Michael Stamps and four other workers were suspended by the Jefferson Parish Department of Public Works-Sewerage after they displayed the whip, rope and "Whipping Post" sign. They also put up a dart board with a picture of a man holding a tuna and a rope-operated kicking device.

These objects "remained on display throughout a period of exacerbated racial tensions" stemming from a noose-hanging incident at a high school in Jena, La., the ruling states.

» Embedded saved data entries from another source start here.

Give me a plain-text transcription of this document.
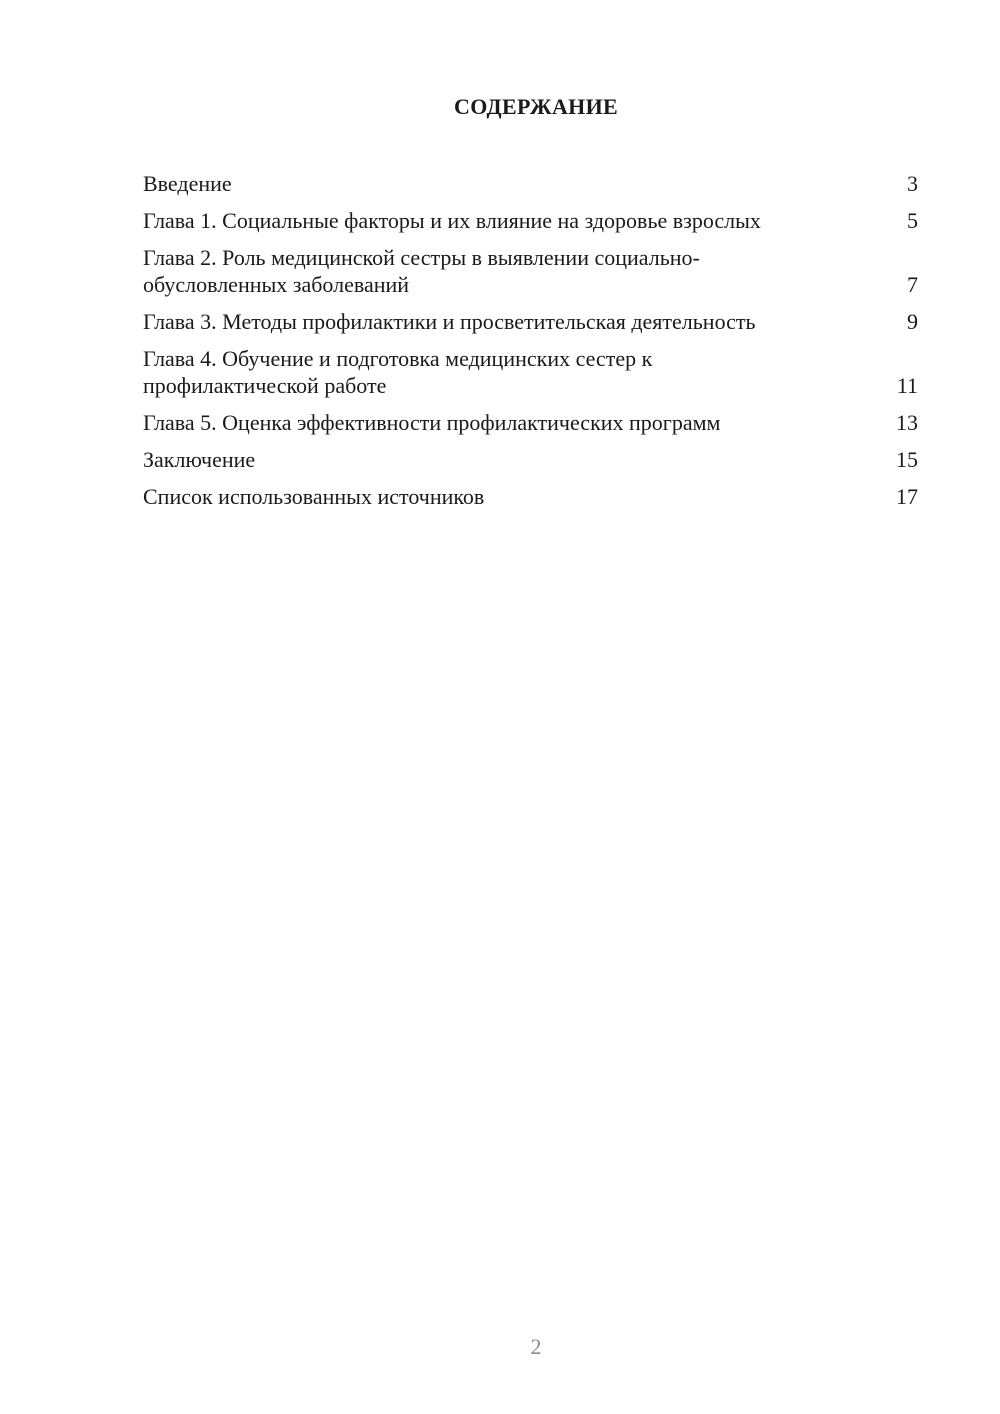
СОДЕРЖАНИЕ
Введение	3
Глава 1. Социальные факторы и их влияние на здоровье взрослых	5
Глава 2. Роль медицинской сестры в выявлении социально-обусловленных заболеваний	7
Глава 3. Методы профилактики и просветительская деятельность	9
Глава 4. Обучение и подготовка медицинских сестер к профилактической работе	11
Глава 5. Оценка эффективности профилактических программ	13
Заключение	15
Список использованных источников	17
2
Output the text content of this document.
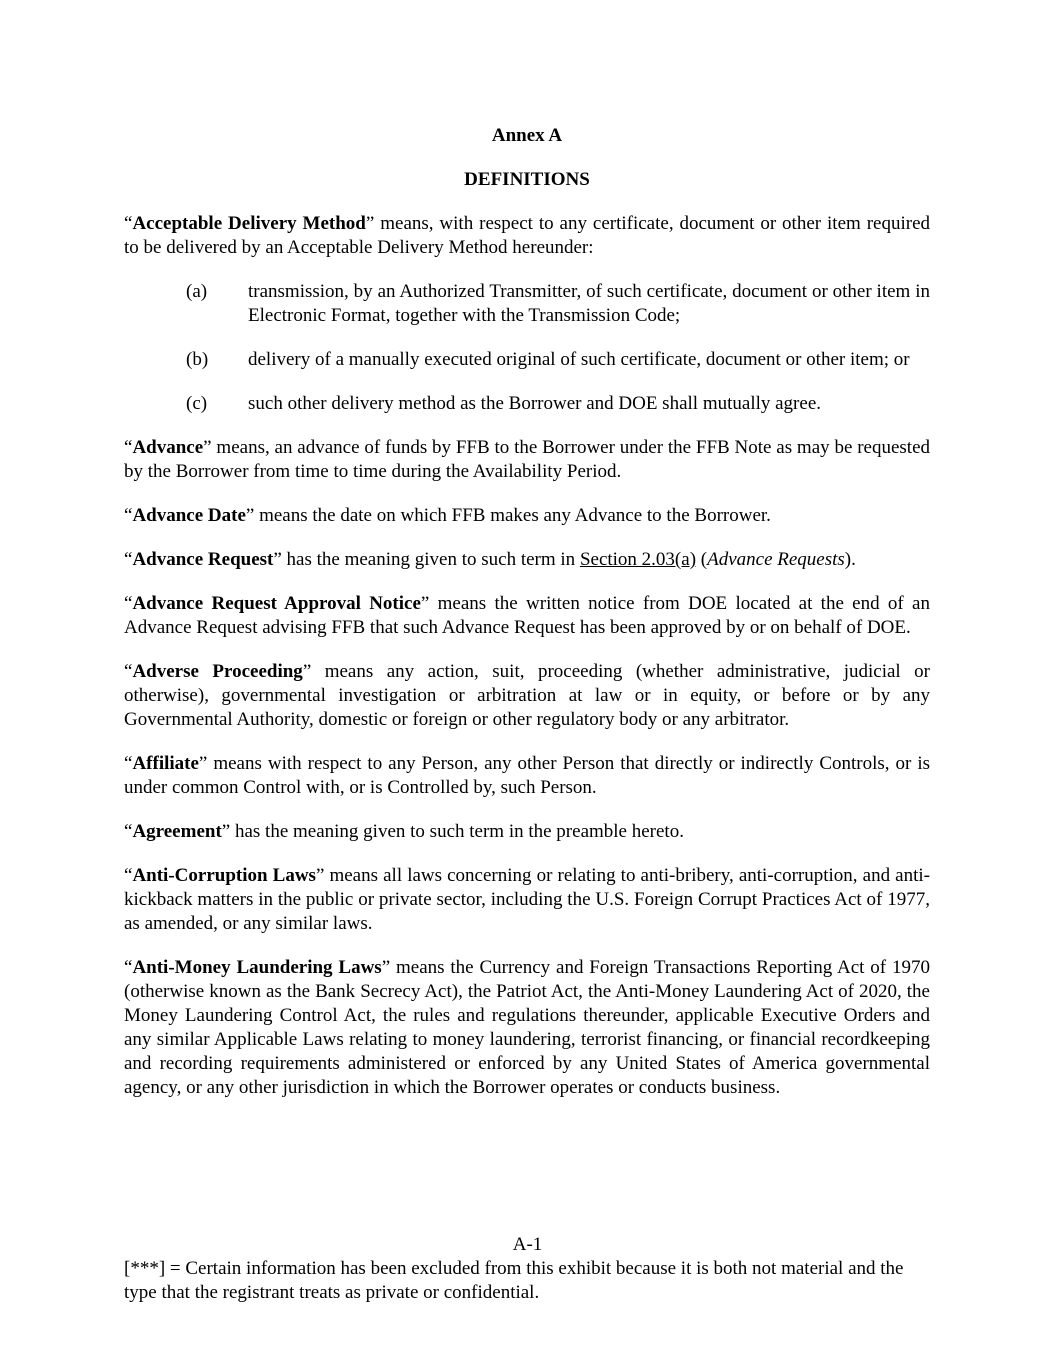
Annex A
DEFINITIONS

“Acceptable Delivery Method” means, with respect to any certificate, document or other item required to be delivered by an Acceptable Delivery Method hereunder:

(a)	transmission, by an Authorized Transmitter, of such certificate, document or other item in Electronic Format, together with the Transmission Code;
(b)	delivery of a manually executed original of such certificate, document or other item; or
(c)	such other delivery method as the Borrower and DOE shall mutually agree.

“Advance” means, an advance of funds by FFB to the Borrower under the FFB Note as may be requested by the Borrower from time to time during the Availability Period.

“Advance Date” means the date on which FFB makes any Advance to the Borrower.

“Advance Request” has the meaning given to such term in Section 2.03(a) (Advance Requests).

“Advance Request Approval Notice” means the written notice from DOE located at the end of an Advance Request advising FFB that such Advance Request has been approved by or on behalf of DOE.

“Adverse Proceeding” means any action, suit, proceeding (whether administrative, judicial or otherwise), governmental investigation or arbitration at law or in equity, or before or by any Governmental Authority, domestic or foreign or other regulatory body or any arbitrator.

“Affiliate” means with respect to any Person, any other Person that directly or indirectly Controls, or is under common Control with, or is Controlled by, such Person.

“Agreement” has the meaning given to such term in the preamble hereto.

“Anti-Corruption Laws” means all laws concerning or relating to anti-bribery, anti-corruption, and anti-kickback matters in the public or private sector, including the U.S. Foreign Corrupt Practices Act of 1977, as amended, or any similar laws.

“Anti-Money Laundering Laws” means the Currency and Foreign Transactions Reporting Act of 1970 (otherwise known as the Bank Secrecy Act), the Patriot Act, the Anti-Money Laundering Act of 2020, the Money Laundering Control Act, the rules and regulations thereunder, applicable Executive Orders and any similar Applicable Laws relating to money laundering, terrorist financing, or financial recordkeeping and recording requirements administered or enforced by any United States of America governmental agency, or any other jurisdiction in which the Borrower operates or conducts business.

A-1
[***] = Certain information has been excluded from this exhibit because it is both not material and the type that the registrant treats as private or confidential.
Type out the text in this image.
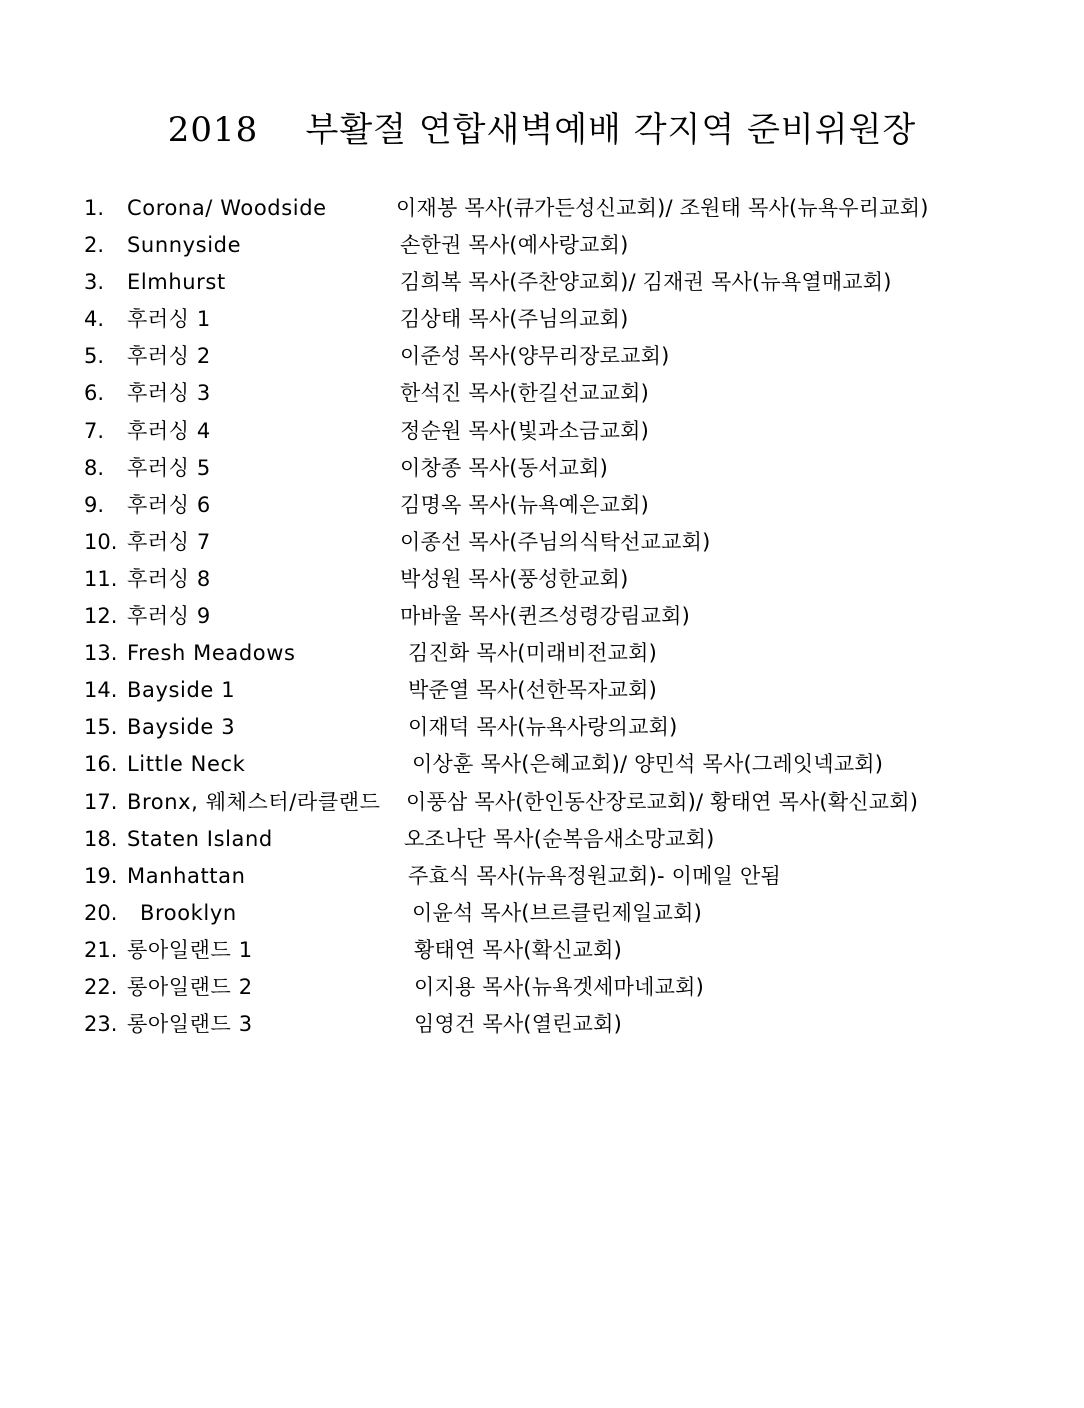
2018    부활절 연합새벽예배 각지역 준비위원장
1. Corona/ Woodside	이재봉 목사(큐가든성신교회)/ 조원태 목사(뉴욕우리교회)
2. Sunnyside	손한권 목사(예사랑교회)
3. Elmhurst	김희복 목사(주찬양교회)/ 김재권 목사(뉴욕열매교회)
4. 후러싱 1	김상태 목사(주님의교회)
5. 후러싱 2	이준성 목사(양무리장로교회)
6. 후러싱 3	한석진 목사(한길선교교회)
7. 후러싱 4	정순원 목사(빛과소금교회)
8. 후러싱 5	이창종 목사(동서교회)
9. 후러싱 6	김명옥 목사(뉴욕예은교회)
10. 후러싱 7	이종선 목사(주님의식탁선교교회)
11. 후러싱 8	박성원 목사(풍성한교회)
12. 후러싱 9	마바울 목사(퀸즈성령강림교회)
13. Fresh Meadows	김진화 목사(미래비전교회)
14. Bayside 1	박준열 목사(선한목자교회)
15. Bayside 3	이재덕 목사(뉴욕사랑의교회)
16. Little Neck	이상훈 목사(은혜교회)/ 양민석 목사(그레잇넥교회)
17. Bronx, 웨체스터/라클랜드 이풍삼 목사(한인동산장로교회)/ 황태연 목사(확신교회)
18. Staten Island	오조나단 목사(순복음새소망교회)
19. Manhattan	주효식 목사(뉴욕정원교회)- 이메일 안됨
20. Brooklyn	이윤석 목사(브르클린제일교회)
21. 롱아일랜드 1	황태연 목사(확신교회)
22. 롱아일랜드 2	이지용 목사(뉴욕겟세마네교회)
23. 롱아일랜드 3	임영건 목사(열린교회)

The employees were suspended after Terrance Lee mentioned the items in his lawsuit accusing the department of racial discrimination. The

The suspended workers appealed, arguing that the items were meant to be funny: the rope was supposed to be a cattle rope, not a noose, they claimed; and the picture in the dart board was of a white man, not a black man.

The Jefferson Parish Personnel Board upheld the suspensions, and the 5th Circuit Court of Appeals affirmed.

"The fact that the items had been there for a long time, or that the plaintiffs did not consider the items to be anything other than a joke on each other is irrelevant," Judge Marc Johnson wrote. "It is the perception of the observer that determines whether an act or display is legally considered harassment."

The plaintiffs violated the workplace rules of conduct and harassment policy "by failing to remove the objectionable items, have them removed, or report their existence to the appropriate authority, if there had been resistance to the removal," the court concluded.